Вернуться к Г.А. Бялый. Чехов и русский реализм. Очерки

От автора

Как показывает заглавие, главный герой этой книги — А.П. Чехов. Ему и посвящен первый раздел, в котором выясняются главные черты чеховского реализма в их развитии. Дальше речь идет о том, как рядом с Чеховым, в связи с ним, иногда приближаясь к нему, иногда далеко от него удаляясь, шли подсказанные самой эпохой поиски новых художественных путей и ценностей. Это был большой и сложный процесс, и рассматривается он по возможности широко — на материале публицистики и критики, поэзии и прозы. И все-таки сколько-нибудь исчерпывающе воссоздать в одной книге полную картину русского реализма той поры, когда жил и работал Чехов, во всем многообразии ее красок и линий, разумеется, нет никакой возможности. Задача поэтому заключалась в том, чтобы из огромного множества имен, явлений, фактов выбрать те, которые по своему духу и смыслу яснее всего соотносятся с Чеховым. У каждого писателя есть своя орбита, свой мир, свои сопредельные явления. Совершенно ясно, что в мир Чехова входят не Достоевский, не Тургенев, даже не Лев Толстой, хотя с каждым из них Чехов может быть сопоставлен и соотнесен. Мир Чехова — это Гаршин, Короленко, Глеб Успенский, это литературная критика последней четверти XIX века и это поэзия той же поры.

Критико-публицистическая линия представлена в этой книге деятельностью Н.К. Михайловского, наиболее влиятельного критика последней четверти XIX века. Его социологические построения и общелитературные оценки, его суждения о Чехове, иной раз страстно несправедливые и в то же время схватывавшие нечто чрезвычайно характерное в художественном методе Чехова, его мысли о назревшей необходимости обновления литературы, даже его собственные беллетристические эксперименты — все это явно соприкасалось с исканиями Чехова, хотя, конечно, далеко не совпадало с ними.

Общая идейно-психологическая атмосфера времени Чехова, настроения мыслящих людей, их искания, разочарования и надежды сказались не только в строгих формулах литературно-критической мысли, но и в образах лирической поэзии, всегда стремящейся выразить «невыразимое» и сказать о том, что не умещается в рамках прозаического слова. Включение раздела о поэзии в эту книгу требует, однако, некоторых разъяснений. Речь здесь идет не о реализме в поэзии, а о тех естественных связях, которые существовали между реалистической прозой и поэзией конца века. Так, настроения литературных героев 80—90-х годов, в том числе героев Чехова, их манера думать и говорить воспринимались читателями чеховской поры на фоне мотивов, образов, поэтических формул Надсона, Фофанова, Случевского. Проза, таким образом, прояснялась поэзией.
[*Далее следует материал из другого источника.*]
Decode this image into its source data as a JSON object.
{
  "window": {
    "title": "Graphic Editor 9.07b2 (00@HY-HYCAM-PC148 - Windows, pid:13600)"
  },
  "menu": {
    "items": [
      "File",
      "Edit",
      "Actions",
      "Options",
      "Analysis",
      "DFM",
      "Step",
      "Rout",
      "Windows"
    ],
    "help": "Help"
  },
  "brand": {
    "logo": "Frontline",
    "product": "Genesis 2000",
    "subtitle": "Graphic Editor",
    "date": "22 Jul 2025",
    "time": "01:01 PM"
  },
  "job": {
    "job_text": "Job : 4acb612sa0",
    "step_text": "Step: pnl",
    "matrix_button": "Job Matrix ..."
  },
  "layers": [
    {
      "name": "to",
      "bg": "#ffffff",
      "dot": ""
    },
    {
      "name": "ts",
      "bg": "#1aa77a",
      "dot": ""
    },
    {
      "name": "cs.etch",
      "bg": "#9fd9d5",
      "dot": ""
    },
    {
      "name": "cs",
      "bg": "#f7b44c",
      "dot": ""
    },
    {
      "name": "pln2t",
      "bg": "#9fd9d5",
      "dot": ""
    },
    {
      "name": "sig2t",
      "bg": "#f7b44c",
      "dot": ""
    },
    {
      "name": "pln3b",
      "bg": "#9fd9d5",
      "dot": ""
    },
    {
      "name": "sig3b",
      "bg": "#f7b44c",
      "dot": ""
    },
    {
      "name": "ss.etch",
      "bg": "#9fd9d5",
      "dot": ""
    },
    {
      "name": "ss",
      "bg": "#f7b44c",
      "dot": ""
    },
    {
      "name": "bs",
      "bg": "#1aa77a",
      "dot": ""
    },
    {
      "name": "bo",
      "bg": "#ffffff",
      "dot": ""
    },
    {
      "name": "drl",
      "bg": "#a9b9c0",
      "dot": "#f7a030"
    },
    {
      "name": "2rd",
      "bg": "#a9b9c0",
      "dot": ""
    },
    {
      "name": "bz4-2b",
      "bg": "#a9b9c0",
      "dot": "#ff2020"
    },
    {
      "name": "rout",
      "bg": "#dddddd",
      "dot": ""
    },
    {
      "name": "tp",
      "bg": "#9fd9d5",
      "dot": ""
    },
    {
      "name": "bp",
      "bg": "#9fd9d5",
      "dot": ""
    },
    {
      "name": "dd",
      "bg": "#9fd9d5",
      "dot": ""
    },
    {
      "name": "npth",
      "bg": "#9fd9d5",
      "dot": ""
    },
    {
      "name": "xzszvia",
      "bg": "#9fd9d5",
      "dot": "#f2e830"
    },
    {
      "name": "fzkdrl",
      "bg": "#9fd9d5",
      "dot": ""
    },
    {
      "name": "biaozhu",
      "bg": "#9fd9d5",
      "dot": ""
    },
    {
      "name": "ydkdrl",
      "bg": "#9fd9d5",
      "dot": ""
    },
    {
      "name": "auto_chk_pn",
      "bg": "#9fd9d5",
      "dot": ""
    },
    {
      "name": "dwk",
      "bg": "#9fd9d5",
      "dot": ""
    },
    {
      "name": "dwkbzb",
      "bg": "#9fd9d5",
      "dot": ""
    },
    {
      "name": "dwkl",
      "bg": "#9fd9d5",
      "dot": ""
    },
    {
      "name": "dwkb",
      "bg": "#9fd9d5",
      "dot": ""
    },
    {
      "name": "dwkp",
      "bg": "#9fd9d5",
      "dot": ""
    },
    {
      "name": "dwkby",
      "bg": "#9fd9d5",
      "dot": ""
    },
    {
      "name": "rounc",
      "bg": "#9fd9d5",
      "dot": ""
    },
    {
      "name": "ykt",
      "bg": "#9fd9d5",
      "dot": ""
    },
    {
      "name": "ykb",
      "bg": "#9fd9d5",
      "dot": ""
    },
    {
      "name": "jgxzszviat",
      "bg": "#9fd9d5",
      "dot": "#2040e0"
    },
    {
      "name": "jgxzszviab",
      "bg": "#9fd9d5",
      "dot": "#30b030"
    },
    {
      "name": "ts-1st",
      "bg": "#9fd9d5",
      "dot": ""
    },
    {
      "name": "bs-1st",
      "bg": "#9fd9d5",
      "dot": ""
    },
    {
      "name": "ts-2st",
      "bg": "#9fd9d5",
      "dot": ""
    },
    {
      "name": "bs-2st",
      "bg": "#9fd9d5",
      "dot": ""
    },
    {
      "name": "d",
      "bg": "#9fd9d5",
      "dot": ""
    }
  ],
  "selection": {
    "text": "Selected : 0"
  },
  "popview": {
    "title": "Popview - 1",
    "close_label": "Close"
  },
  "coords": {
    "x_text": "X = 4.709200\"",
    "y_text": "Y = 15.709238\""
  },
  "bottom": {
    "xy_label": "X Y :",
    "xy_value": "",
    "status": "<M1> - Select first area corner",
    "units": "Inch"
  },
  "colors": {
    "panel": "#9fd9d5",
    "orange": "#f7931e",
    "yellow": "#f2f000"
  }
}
За разделом о поэзии следуют очерки о новаторских течениях в русской прозе. Здесь возникает прежде всего личность Глеба Успенского, сближающегося с Чеховым неукротимым стремлением заново решить коренные задачи жизни — не догматически, не по готовым рецептам, а «по чистой совести» и во имя «сущей правды». С Чеховым сближается Глеб Успенский и смелым художественным реформаторством, размеры и значение которого до сих пор еще недостаточно раскрыты. Рядом с Г.И. Успенским стоит другой писатель «больной совести», другой искатель новых путей в искусстве — В.М. Гаршин, высоко ценимый Чеховым и раньше многих почувствовавший живую прелесть и новизну чеховского искусства.

В конце XIX века русский реализм перестраивался, наполнялся ощущением близости всесторонних перемен и вырабатывал новые формы художественной выразительности. Значительная роль в этом процессе принадлежала В.Г. Короленко. В связи с его творчеством в очерке, завершающем книгу, делается попытка проследить соотношение новых тенденций в реализме конца века с художественной мыслью Максима Горького.

Давно уже было замечено, что в книгах, подобных предлагаемой читателю («Чехов и...», «Толстой и...» и т. д.), самым трудным и неясным оказывается маленькое слово «и». Оно может обозначать личные взаимоотношения писателей, творческие переклички, литературную борьбу и многое иное. В данном случае оно должно обозначать связь исканий Чехова в реализме с современной ему литературной жизнью, с самим духом эпохи, со всем тем, что носилось в воздухе в ту пору, когда бурная ломка старых устоев порождала глубокие изменения в умах и совести людей, в нравственном тоне литературы, в самом направлении искусства.

Таков замысел этой книги. Вопросами, поставленными в ней, автор занимается уже давно. Здесь он стремится подвести итоги своих работ в этой области по некоторым существенно важным для него темам.